When she recovered, her soul was calm and cold, without feeling. The

trucks were still rumbling by, and the man and the mare were still

fighting. But she herself was cold and separate, she had no more

feeling for them. She was quite hard and cold and indifferent.

They could see the top of the hooded guard's-van approaching, the sound

of the trucks was diminishing, there was hope of relief from the

intolerable noise. The heavy panting of the half-stunned mare sounded

automatically, the man seemed to be relaxing confidently, his will

bright and unstained. The guard's-van came up, and passed slowly, the

guard staring out in his transition on the spectacle in the road. And,

through the man in the closed wagon, Gudrun could see the whole scene

spectacularly, isolated and momentary, like a vision isolated in

eternity.

Lovely, grateful silence seemed to trail behind the receding train. How

sweet the silence is! Ursula looked with hatred on the buffers of the

diminishing wagon. The gatekeeper stood ready at the door of his hut,

to proceed to open the gate. But Gudrun sprang suddenly forward, in

front of the struggling horse, threw off the latch and flung the gates

asunder, throwing one-half to the keeper, and running with the other

half, forwards. Gerald suddenly let go the horse and leaped forwards,

almost on to Gudrun. She was not afraid. As he jerked aside the mare's

head, Gudrun cried, in a strange, high voice, like a gull, or like a

witch screaming out from the side of the road: 'I should think you're proud.' The words were distinct and formed. The man, twisting aside on his

dancing horse, looked at her in some surprise, some wondering interest.

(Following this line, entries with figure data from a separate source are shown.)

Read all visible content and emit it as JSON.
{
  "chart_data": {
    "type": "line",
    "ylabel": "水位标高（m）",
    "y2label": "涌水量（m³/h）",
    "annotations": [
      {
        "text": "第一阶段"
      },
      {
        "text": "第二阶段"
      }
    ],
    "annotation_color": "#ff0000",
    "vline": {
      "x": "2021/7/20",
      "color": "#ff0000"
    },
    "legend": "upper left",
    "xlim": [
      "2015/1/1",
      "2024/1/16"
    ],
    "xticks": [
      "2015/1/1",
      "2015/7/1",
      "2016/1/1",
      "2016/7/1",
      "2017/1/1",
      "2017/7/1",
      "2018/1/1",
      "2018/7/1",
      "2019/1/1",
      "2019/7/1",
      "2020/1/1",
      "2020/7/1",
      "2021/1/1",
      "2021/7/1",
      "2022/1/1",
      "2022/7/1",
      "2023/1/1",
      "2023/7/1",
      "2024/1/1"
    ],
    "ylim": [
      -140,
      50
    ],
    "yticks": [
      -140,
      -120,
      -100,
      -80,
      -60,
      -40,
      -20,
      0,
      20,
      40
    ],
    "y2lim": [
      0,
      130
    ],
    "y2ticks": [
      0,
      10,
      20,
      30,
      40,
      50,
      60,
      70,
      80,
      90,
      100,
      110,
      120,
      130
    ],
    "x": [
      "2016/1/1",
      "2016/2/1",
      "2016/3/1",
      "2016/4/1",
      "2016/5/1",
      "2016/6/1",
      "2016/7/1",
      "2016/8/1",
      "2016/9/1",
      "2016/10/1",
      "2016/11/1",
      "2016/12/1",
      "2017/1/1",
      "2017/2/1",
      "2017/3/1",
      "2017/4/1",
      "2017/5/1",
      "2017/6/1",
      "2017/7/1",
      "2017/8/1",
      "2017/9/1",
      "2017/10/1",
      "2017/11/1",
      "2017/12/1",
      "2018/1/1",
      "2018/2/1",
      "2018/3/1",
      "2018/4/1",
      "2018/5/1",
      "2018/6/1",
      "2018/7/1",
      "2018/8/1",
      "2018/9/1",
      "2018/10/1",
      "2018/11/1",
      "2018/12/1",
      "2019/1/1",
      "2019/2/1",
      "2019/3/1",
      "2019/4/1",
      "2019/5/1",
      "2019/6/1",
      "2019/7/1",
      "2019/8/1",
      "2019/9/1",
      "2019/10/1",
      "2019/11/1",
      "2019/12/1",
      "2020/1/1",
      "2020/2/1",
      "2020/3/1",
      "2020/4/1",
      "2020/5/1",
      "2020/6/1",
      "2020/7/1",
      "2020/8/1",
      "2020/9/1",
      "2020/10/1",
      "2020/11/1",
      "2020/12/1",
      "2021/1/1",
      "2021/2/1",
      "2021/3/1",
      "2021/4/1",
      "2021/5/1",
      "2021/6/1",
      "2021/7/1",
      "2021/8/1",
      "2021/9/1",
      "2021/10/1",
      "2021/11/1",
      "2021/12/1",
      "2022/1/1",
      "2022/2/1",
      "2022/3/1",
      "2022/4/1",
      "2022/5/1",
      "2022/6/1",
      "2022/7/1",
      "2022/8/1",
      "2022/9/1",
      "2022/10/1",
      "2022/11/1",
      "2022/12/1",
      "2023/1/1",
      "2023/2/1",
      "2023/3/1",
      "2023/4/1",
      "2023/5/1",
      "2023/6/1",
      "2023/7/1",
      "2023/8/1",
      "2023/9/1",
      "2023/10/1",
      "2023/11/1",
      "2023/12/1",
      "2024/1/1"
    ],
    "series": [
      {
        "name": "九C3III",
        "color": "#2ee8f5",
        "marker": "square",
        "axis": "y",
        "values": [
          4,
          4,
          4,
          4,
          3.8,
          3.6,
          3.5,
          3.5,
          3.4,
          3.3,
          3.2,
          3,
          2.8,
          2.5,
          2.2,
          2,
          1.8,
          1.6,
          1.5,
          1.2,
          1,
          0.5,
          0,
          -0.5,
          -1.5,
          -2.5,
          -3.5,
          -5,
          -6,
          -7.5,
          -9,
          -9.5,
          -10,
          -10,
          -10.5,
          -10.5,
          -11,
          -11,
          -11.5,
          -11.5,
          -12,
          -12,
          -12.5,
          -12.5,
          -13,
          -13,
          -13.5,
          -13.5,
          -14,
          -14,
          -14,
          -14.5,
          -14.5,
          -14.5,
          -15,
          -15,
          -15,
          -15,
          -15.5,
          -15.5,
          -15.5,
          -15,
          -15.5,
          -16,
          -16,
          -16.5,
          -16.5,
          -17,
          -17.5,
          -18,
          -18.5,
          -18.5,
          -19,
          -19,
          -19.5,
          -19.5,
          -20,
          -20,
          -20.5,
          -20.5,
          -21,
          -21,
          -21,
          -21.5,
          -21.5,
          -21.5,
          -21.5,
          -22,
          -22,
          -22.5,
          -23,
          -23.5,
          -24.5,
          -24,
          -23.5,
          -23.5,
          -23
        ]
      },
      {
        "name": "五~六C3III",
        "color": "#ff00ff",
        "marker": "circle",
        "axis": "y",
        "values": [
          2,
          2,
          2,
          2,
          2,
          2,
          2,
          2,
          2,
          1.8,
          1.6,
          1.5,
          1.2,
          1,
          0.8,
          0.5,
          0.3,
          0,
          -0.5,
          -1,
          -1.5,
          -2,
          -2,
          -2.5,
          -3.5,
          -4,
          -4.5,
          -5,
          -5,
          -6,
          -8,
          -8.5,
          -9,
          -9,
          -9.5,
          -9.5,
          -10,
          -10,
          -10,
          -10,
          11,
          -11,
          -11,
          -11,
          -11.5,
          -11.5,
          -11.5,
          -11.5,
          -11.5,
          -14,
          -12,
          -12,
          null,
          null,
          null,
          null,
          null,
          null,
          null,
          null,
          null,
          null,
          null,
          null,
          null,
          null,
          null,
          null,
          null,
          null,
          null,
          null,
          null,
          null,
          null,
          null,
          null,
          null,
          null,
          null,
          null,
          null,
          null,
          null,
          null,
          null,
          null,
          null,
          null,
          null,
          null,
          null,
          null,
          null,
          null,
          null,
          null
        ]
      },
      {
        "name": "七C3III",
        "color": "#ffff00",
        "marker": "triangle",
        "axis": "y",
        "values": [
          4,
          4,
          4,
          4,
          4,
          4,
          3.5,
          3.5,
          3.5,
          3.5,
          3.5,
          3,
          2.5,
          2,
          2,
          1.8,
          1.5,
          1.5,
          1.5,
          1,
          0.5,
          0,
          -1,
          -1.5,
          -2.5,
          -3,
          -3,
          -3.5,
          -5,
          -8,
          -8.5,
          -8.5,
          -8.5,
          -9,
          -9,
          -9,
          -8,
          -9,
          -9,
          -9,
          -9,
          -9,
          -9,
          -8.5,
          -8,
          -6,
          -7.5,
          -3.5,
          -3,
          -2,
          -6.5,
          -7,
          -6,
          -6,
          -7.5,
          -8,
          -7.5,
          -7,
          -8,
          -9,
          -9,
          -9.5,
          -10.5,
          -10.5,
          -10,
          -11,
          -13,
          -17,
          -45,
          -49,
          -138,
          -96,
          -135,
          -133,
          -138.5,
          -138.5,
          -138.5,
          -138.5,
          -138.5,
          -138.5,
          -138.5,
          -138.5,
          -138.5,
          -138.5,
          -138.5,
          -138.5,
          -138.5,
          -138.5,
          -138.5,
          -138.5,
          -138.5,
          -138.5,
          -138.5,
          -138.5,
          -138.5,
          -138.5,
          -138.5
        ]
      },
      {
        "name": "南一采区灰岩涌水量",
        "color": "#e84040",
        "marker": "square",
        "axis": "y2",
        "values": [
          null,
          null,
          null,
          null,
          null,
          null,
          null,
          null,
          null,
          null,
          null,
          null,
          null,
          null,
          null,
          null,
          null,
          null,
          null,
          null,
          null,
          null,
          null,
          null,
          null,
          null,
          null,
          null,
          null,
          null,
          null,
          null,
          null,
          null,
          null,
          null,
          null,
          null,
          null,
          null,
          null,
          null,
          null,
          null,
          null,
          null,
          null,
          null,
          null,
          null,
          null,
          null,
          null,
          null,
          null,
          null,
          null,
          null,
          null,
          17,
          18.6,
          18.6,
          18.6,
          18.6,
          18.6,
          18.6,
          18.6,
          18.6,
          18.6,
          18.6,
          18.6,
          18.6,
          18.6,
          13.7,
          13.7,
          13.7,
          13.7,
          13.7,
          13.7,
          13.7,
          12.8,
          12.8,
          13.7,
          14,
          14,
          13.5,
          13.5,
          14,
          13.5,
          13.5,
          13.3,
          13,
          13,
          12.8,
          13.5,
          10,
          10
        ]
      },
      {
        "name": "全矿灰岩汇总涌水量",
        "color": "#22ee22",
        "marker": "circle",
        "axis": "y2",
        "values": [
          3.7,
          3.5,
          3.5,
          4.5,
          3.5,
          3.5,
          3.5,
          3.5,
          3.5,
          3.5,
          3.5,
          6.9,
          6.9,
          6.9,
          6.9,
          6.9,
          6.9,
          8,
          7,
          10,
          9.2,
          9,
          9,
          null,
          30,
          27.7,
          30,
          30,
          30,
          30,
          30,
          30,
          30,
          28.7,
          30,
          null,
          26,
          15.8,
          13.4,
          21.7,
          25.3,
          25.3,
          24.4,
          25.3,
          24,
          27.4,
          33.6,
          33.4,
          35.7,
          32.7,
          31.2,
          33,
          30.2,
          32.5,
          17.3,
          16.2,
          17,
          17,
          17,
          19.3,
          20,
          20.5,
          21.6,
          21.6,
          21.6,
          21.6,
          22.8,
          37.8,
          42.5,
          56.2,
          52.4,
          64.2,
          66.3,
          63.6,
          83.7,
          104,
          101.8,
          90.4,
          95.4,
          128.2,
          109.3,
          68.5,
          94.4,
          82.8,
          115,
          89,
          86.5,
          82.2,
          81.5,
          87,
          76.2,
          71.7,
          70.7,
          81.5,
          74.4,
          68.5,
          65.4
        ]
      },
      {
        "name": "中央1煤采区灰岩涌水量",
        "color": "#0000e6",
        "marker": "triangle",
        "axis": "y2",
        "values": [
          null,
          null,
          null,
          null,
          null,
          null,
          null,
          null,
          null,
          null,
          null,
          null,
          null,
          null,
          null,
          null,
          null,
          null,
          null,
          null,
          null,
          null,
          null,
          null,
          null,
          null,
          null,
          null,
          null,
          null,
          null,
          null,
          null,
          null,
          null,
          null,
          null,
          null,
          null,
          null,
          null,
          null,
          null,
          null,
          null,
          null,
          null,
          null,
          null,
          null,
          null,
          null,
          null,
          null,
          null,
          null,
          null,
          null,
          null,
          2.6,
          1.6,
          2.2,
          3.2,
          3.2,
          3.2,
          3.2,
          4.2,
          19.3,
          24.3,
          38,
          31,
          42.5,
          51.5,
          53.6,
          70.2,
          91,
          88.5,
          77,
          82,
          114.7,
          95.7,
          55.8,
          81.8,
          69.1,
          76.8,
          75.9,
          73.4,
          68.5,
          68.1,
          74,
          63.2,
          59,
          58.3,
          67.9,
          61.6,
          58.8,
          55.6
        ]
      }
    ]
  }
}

Then the mare's hoofs had danced three times on the drum-like sleepers

of the crossing, and man and horse were bounding springily, unequally

up the road.

The two girls watched them go. The gate-keeper hobbled thudding over

the logs of the crossing, with his wooden leg. He had fastened the

gate. Then he also turned, and called to the girls: 'A masterful young jockey, that; 'll have his own road, if ever anybody

would.' 'Yes,' cried Ursula, in her hot, overbearing voice. 'Why couldn't he

take the horse away, till the trucks had gone by? He's a fool, and a

bully. Does he think it's manly, to torture a horse? It's a living

thing, why should he bully it and torture it?' There was a pause, then the gate-keeper shook his head, and replied: 'Yes, it's as nice a little mare as you could set eyes on--beautiful

little thing, beautiful. Now you couldn't see his father treat any

animal like that--not you. They're as different as they welly can be,

Gerald Crich and his father--two different men, different made.' Then there was a pause.